【日常サンプル】 4月1日から5月31日までの長い期間開催されるイースター(復活祭) 復活を記念したお祭りですが、漸く訪れた春を祝うお祭りでもあるのですよ。
「第2の人生を末永く謳歌しますように」 そう願うのは『オスター・フラーデン』と呼ばれる、1人のアンデットです。 彼は少し変わった人生を持ち、親は知らぬが『ミュラーの木』から産まれたと言われ、人々から春を呼ぶ男神として、小さな村の神殿で大切にされていました。 ですが、平穏な日々はオスターが21歳になった時に、突如として消え去ったのです。 叛神論者たちがオスターの住む村を襲い、神論の奥深くに隠れていたオスターを見つけ出し、彼を悪しき神を名乗る者として処断してしまいました。
――と、ここまでは数は多くはないけれども、この世界ではよくある話の1つ。 オスターの本当の数奇な運命は、ここから始まったのです。 死んだと思ったオスターが、次に目を覚ましたのは、見渡す限り花が咲き乱れた草原。そしてその中心には1人のきらびやかな女性が佇んでいました。 その女性が言います。 「神々である我が、オスターそなたを見初めたのじゃ」 そう、叛神論者を使いオスターを死に追いやったのは、冥界と春の女神であるプロセルピナでした。 「た、例え女神であろうと、私はあなたに従う気はありません」 「では、その気になるまで死者として地上をさ迷うことになろう。
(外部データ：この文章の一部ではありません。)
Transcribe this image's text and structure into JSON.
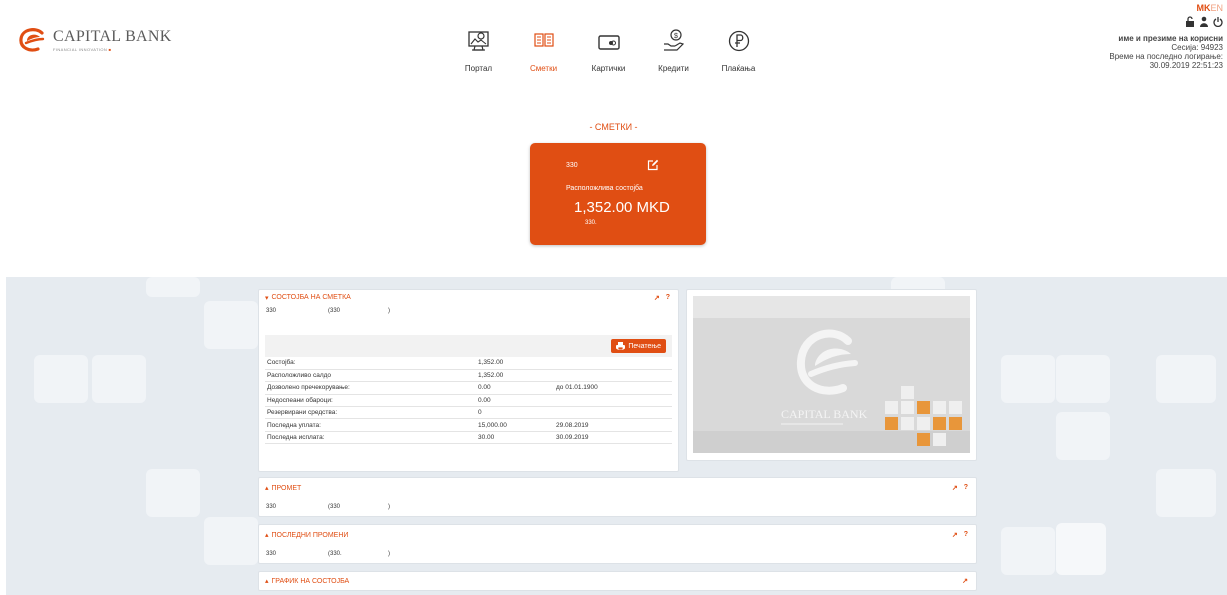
{
  "brand": {
    "name": "CAPITAL BANK",
    "tagline": "FINANCIAL INNOVATION",
    "accent": "#e04e13"
  },
  "nav": {
    "items": [
      {
        "label": "Портал",
        "icon": "portal-icon",
        "active": false
      },
      {
        "label": "Сметки",
        "icon": "accounts-icon",
        "active": true
      },
      {
        "label": "Картички",
        "icon": "card-icon",
        "active": false
      },
      {
        "label": "Кредити",
        "icon": "loan-icon",
        "active": false
      },
      {
        "label": "Плаќања",
        "icon": "payment-icon",
        "active": false
      }
    ]
  },
  "user": {
    "lang_mk": "MK",
    "lang_en": "EN",
    "name": "име и презиме на корисни",
    "session": "Сесија: 94923",
    "last_login_label": "Време на последно логирање:",
    "last_login_value": "30.09.2019 22:51:23"
  },
  "section_title": "- СМЕТКИ -",
  "account_card": {
    "number": "330",
    "label": "Расположлива состојба",
    "balance": "1,352.00 MKD",
    "sub": "330."
  },
  "balance_panel": {
    "title": "СОСТОЈБА НА СМЕТКА",
    "acct_1": "330",
    "acct_2": "(330",
    "acct_3": ")",
    "print_label": "Печатење",
    "rows": [
      {
        "label": "Состојба:",
        "value": "1,352.00",
        "extra": ""
      },
      {
        "label": "Расположливо салдо",
        "value": "1,352.00",
        "extra": ""
      },
      {
        "label": "Дозволено пречекорување:",
        "value": "0.00",
        "extra": "до 01.01.1900"
      },
      {
        "label": "Недоспеани обароци:",
        "value": "0.00",
        "extra": ""
      },
      {
        "label": "Резервирани средства:",
        "value": "0",
        "extra": ""
      },
      {
        "label": "Последна уплата:",
        "value": "15,000.00",
        "extra": "29.08.2019"
      },
      {
        "label": "Последна исплата:",
        "value": "30.00",
        "extra": "30.09.2019"
      }
    ]
  },
  "promet_panel": {
    "title": "ПРОМЕТ",
    "acct_1": "330",
    "acct_2": "(330",
    "acct_3": ")"
  },
  "changes_panel": {
    "title": "ПОСЛЕДНИ ПРОМЕНИ",
    "acct_1": "330",
    "acct_2": "(330.",
    "acct_3": ")"
  },
  "chart_panel": {
    "title": "ГРАФИК НА СОСТОЈБА"
  },
  "tools": {
    "expand": "↗",
    "help": "?"
  },
  "promo": {
    "brand": "CAPITAL BANK"
  }
}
絶対にそなたを逃す気はないぞオスター、100年でも1000年でも待とうではないか」 「それでも私の気持ちは変わることはないでしょう」 「好きにすればよい、時は無限じゃ」 プロセルピナがそう言った途端、オスターの居る場所に真っ黒な穴が開き、オスターの体は穴の中に吸い込まれて行きました。
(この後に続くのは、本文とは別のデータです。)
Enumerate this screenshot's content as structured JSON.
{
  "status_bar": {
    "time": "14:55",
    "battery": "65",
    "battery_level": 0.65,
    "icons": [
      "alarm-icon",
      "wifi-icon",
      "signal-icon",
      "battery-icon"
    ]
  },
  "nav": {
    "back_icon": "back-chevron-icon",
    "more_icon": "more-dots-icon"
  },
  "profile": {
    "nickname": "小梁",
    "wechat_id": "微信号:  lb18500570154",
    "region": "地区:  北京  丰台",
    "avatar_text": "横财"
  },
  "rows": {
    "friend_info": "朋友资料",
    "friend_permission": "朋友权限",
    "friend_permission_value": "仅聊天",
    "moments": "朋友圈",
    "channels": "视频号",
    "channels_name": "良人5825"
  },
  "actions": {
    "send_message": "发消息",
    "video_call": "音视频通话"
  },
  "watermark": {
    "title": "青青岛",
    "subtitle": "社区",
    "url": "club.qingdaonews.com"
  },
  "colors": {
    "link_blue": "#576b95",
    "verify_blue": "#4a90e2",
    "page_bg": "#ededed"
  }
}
――それがオスターの半生。 アンデットとして地上に戻ったオスターは、歳を取る事もなく、そして変わらぬ姿を怪しまれないように、彼方此方を放浪して歩き、自身もどれくらいの年月をさ迷ったか分からないほどに、世界中を旅しました。 そして放浪の末にたどり着いたのは、かつてオスターが住んでいた村の近く。 今は街になり昔の面影は殆どありませんが、唯一朽ち果てたとはいえ神殿だけは残っていたのです。 その場に留まり、イースターの季節にだけ街に出ては『実に復活』と、人々に春の訪れの声をかけるのが、オスターの数少ない楽しみ。 今日もまた小さな子供に声をかけ、その美しい姿で笑いかける姿が人々の目に留まります。 いつの頃からか、オスターのことが風の噂になり『アネモネの使い』と称されるようになったのです……昔話ですね。 ――いいえ、オスターはあなたの近くに居るのかも知れませんよ?
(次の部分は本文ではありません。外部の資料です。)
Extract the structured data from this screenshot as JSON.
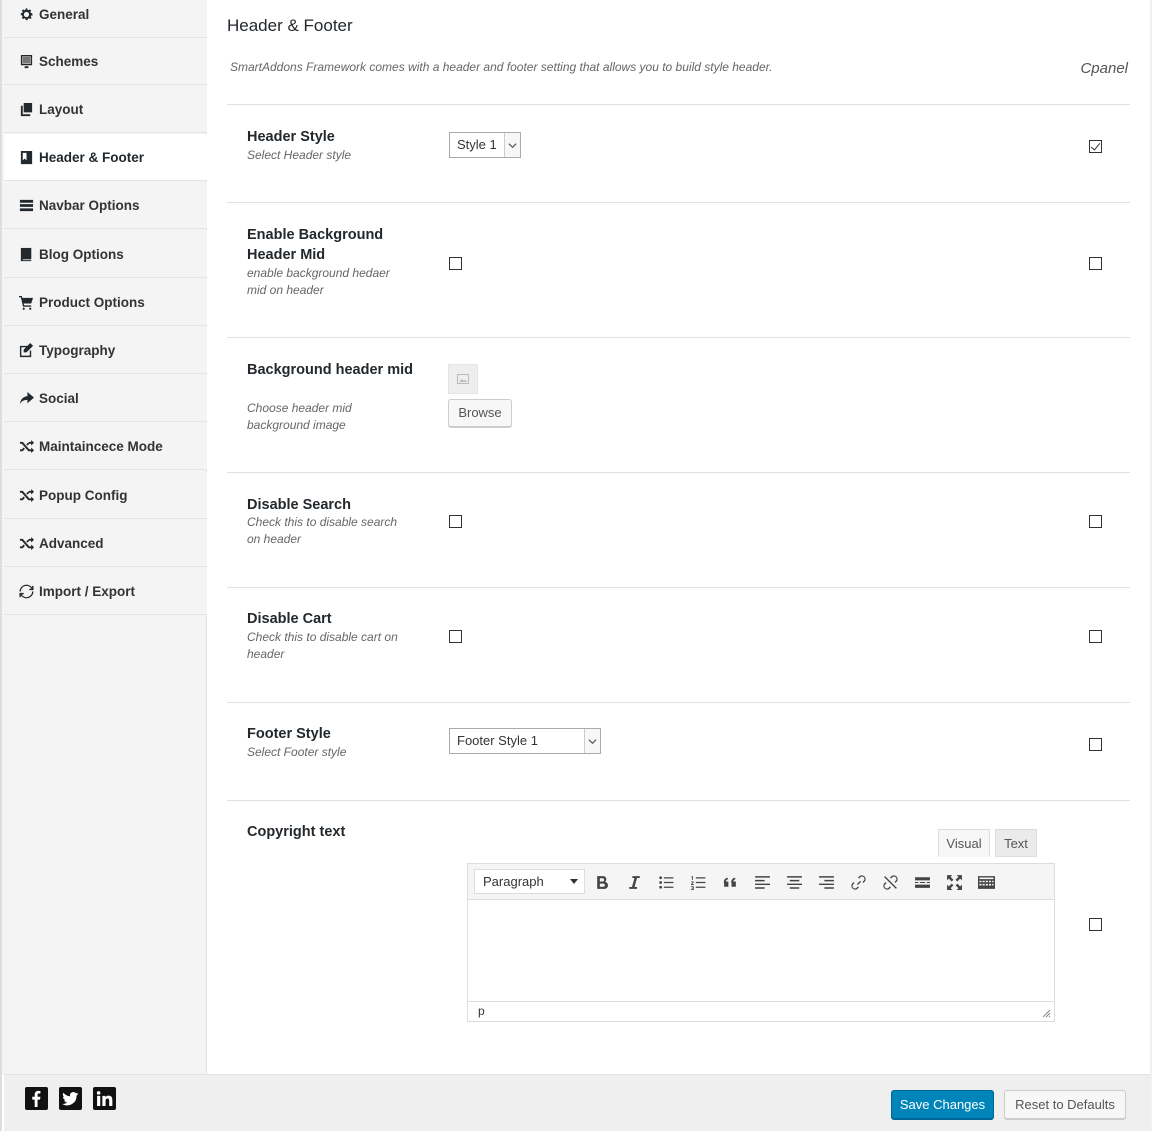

【戦闘サンプル】 「僕が突入するから、ミューは後方に」 そう言うのは、東邦の剣士である『響新(ひびき あらた)』。 そしてミューと呼ばれたのは、兎耳族の魔法使い『ミュー・リンリン』。 「せめて身体強化の魔法を……。『エナジーバーニング……アースプロテクト……クイックターン』」 次々と響に魔法をかけるミュー。響は接近戦型なので、必然的にかけ合わせる魔法は、防御や俊敏性が多くなることを、ミューは知っている。 「ありがとう。後は後方支援でね。僕は突っ込むよ」 「はい。範囲魔法と回復は任せて下さい」 ミューとは距離を取り、響は盗賊のアジトの中を窺うが、盗賊たちは襲われることはないと思っているのか、酒を酌み交わし緊張感などまるでない。 (5?いや6人だけど、これだけ気が抜けていれば、素早い対応なんて無理。早く片付けて、ミューとご飯にしよ) スラリと引き抜くのは、響が東邦から持って来た愛刀『一乃太刀』。東邦では刀は珍しい物ではないが、この地域では先ずお目にかかれない代物。 その一乃太刀を正面に構え、響は盗賊のアジトの扉を蹴り破った! 「悪いけどさ、褒賞金の為にやられてよ」 一方的な言い分だとは思うが、その気十分の響は止まらない。 「はぁぁぁー!」 上がった俊敏を生かした高速移動で、一番手前に座っていた盗賊を、左から右への袈裟斬り。 「こいつ、強いぞ!」 「誰も逃がさないよ」 斬った勢いで下に向いた刃をきり返すような斬り上げを繰り出した後、少し離れた盗賊へと間合いを積め、胸を一閃する払いで、盗賊を一撃。 「響さん!」 「!!」 ミューのテレパス能力で、響の頭に直接声が聞こえた瞬間に飛び引けば、ミューの遠距離魔法、ファイアーブラストが二人固まっていた盗賊を包むように、煉獄の高い炎を上げた。 「残り一人!」 一番奥に要るのは、この盗賊たちを束ねる頭領だろう。手前の盗賊を相手にしている内に剣を持ったが、響には遅いとさえ感じてしまう。 「これで……終わり!!」 飛びかかるような瞬発力で、一乃太刀を真っ直ぐに構えながら盗賊に直撃。 勢いと手入れされ抜かれた一乃太刀は、頭領の体を深々と貫いた。 「き、貴様……賞金稼ぎの……ぐはっ」 「賞金稼ぎの響&ミュー、覚えておいて……って、もう無理かあー」 突入から制圧まで5分弱。でもこれが響とミューの生業。 そう、二人は名うての賞金稼ぎである。 こんなのは日常で、響は「さあ褒賞金でミューとご飯にしよう」と、にこやかに笑っていた。